Brummett laments the loss of media context, ills of ‘cheap speech’

by The City Wire staff ([email protected]) 70 views 

story submitted by the University of Arkansas at Fort Smith

Syndicated columnist John Brummett lamented the loss of "institutional memory" among news media outlets today as reporters are urged to "get whatever you can, however you can get it and get it quick."

Brummett’s comments came during a Constitution Week event held Sept. 17 on the campus of the University of Arkansas at Fort Smith, an event where he spoke to just-out-of-high-school students who sat next to senior citizens from the community. Brummett’s appearance at UAFS was part of a week of activities with the theme "Freedom of the Press and You." This is the third year for UA Fort Smith to participate in the American Democracy Project, an initiative of more than 200 universities in the United States that is designed to foster civic engagement at all levels.

Brummett said no one had been working at some of those media entities long enough to stop and look at the broader concept.

"It’s not that they are purposely refusing to provide context [in what they report] … not that they are bad people," he said. "The system has evolved into a way that does not serve serious contextual reporting."

He said this type of reporting, found on 24-hour cable operations and on the Internet now, has become the norm.

Brummett, who has been writing for Arkansas newspapers for nearly 40 years, said he also deplored news organizations that exist to advance an ideological purpose and tailored their news coverage to that end.

His topic for the UAFS talk was "The Burden of Freedom," part of an American Democracy Project activity on the campus. Brummett called freedom of the press a struggle.
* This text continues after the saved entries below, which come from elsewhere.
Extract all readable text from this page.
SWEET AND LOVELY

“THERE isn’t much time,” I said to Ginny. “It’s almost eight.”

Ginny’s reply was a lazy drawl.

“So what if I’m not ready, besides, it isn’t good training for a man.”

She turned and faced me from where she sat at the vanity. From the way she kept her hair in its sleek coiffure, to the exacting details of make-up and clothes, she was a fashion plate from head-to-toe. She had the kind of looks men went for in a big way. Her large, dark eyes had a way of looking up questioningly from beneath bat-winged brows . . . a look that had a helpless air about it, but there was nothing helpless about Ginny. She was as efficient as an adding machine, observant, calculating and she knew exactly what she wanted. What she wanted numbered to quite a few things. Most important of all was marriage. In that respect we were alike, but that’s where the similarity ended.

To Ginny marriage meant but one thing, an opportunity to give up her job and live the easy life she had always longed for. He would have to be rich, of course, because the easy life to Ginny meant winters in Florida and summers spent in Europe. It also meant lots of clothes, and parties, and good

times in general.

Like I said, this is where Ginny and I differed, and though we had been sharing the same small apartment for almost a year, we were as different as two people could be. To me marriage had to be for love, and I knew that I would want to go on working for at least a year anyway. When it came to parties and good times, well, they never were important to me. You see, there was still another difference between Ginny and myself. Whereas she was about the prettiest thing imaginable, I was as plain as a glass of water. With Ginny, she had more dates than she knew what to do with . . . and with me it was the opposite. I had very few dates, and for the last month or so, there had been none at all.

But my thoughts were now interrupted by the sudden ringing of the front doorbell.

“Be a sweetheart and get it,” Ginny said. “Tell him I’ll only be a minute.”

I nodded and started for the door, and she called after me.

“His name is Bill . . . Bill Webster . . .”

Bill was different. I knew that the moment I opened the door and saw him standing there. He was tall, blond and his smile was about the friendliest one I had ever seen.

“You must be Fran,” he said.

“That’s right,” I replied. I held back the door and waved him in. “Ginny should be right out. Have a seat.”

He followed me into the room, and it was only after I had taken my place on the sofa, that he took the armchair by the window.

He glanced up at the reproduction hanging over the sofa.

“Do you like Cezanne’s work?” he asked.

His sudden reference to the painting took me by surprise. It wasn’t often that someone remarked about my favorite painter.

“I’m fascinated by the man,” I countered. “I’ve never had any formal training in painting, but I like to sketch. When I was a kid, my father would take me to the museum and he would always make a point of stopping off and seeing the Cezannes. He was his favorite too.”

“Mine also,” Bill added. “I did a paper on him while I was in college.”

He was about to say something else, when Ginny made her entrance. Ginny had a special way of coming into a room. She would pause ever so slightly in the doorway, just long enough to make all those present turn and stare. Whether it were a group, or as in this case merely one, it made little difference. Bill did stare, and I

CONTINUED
"The burden … is to overcome the destructive nature of cheap speech," he said, calling what is seen on the Internet often incendiary, full of rumor and personal attack and hosted by people that are anonymous.

"Free speech is great, but it is a burden, and it is a burden to be overcome."

Brummett said the burdens of freedom are to get past fear to have the courage to exercise the freedom granted, to put up with "all the nonsense we hear," and to, amid the free expression treasured, to overcome it with reason and detachment.

"I’m not giving you a lot of answers. I’m giving you things to think about."

At the end of his talk, audience members questioned him on a variety of issues regarding his speech and including national health care and the upcoming proposed merger of the Arkansas Democrat-Gazette with the Morning News of Springdale.

Brummett started his career as a part-time sportswriter for the former Arkansas Democrat in Little Rock when he was only 16. His columns on Arkansas politics, which began appearing in February 1986, have been published in the Arkansas Gazette, Arkansas Democrat, Arkansas Times, Arkansas Business and in the Arkansas Democrat-Gazette. Since July 2000 he has been a syndicated columnist for a group of Stephens Media newspapers, which includes the Times Record of Fort Smith.

Brummett is the author of a book on Bill Clinton’s first year as president, "Highwire — From the Back Roads to the Beltway, the Education of Bill Clinton," which he wrote while spending 1993 living in Washington, D.C. The book was praised by the Chicago Sun-Times as one of the best political books of 1994 and lauded by the Library Journal as "the best book to date on the Clinton presidency, better than Bob Woodward’s, "The Agenda."